The Pentagon Papers revealed how the US government for years lied to the public in expanding the Vietnam War, which led to the deaths of 55,000 US soldiers and 3 million Vietnamese people. Their publication triggered an explosion of public anger and fueled anti-war protests.
Goodale wrote: "Can anything be more offensive to a 'sense of justice' than an unlimited surveillance, particularly of lawyer-client conversations, live-streamed to the opposing party in a criminal case? The alleged streaming unmasked the strategy of Assange's lawyers, giving the government an advantage that is impossible to remove. Short of dismissing Assange's indictment with prejudice, the government will always have an advantage that can never be matched by the defense."
Goodale explained that "the Daniel Ellsberg case may be instructive."

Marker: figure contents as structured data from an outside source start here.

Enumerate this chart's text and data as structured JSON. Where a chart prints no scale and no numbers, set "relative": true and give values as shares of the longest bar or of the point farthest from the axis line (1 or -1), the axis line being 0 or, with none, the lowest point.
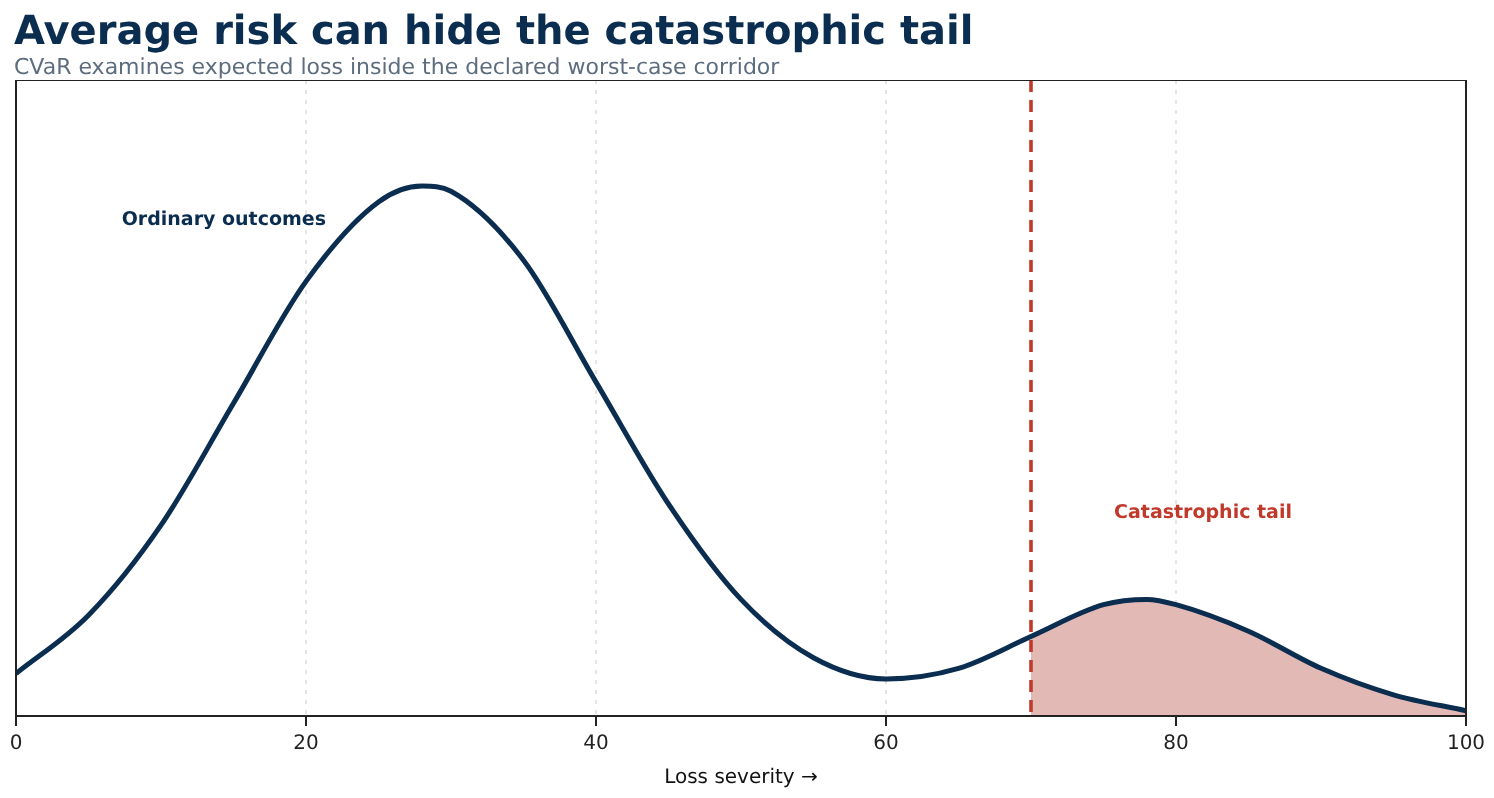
{
  "chart_data": {
    "type": "line",
    "title": "Average risk can hide the catastrophic tail",
    "subtitle": "CVaR examines expected loss inside the declared worst-case corridor",
    "xlabel": "Loss severity →",
    "relative": true,
    "xlim": [
      0,
      100
    ],
    "xticks": [
      0,
      20,
      40,
      60,
      80,
      100
    ],
    "grid": "x",
    "legend": false,
    "marker": "none",
    "series": [
      {
        "type": "line",
        "color": "#0b2d50",
        "x": [
          0,
          5,
          10,
          15,
          20,
          25,
          28,
          30,
          35,
          40,
          45,
          50,
          55,
          60,
          65,
          70,
          75,
          78,
          80,
          85,
          90,
          95,
          100
        ],
        "values": [
          0.08,
          0.19,
          0.36,
          0.59,
          0.82,
          0.97,
          1,
          0.99,
          0.86,
          0.63,
          0.4,
          0.22,
          0.11,
          0.07,
          0.09,
          0.15,
          0.21,
          0.22,
          0.21,
          0.16,
          0.09,
          0.04,
          0.01
        ]
      },
      {
        "type": "area",
        "color": "#e3b9b6",
        "x": [
          70,
          75,
          78,
          80,
          85,
          90,
          95,
          100
        ],
        "values": [
          0.15,
          0.21,
          0.22,
          0.21,
          0.16,
          0.09,
          0.04,
          0.01
        ]
      }
    ],
    "ref_lines": [
      {
        "axis": "x",
        "value": 70,
        "color": "#c0392b",
        "line_style": "dashed"
      }
    ],
    "annotations": [
      "Ordinary outcomes",
      "Catastrophic tail"
    ]
  }
}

Ellsberg, like Assange, was prosecuted under the Espionage Act for leaking documents to the Times and the Washington Post. During the trial, Nixon's "plumbers" broke into the office of Ellsberg's psychiatrist and wiretapped his phone. In that case, Judge William Matthew Byrne ruled that the surveillance had "incurably infected the prosecution" and dismissed the charges, setting Ellsberg free.
Goodale wrote that "for similar reasons, the case against Assange should be dismissed."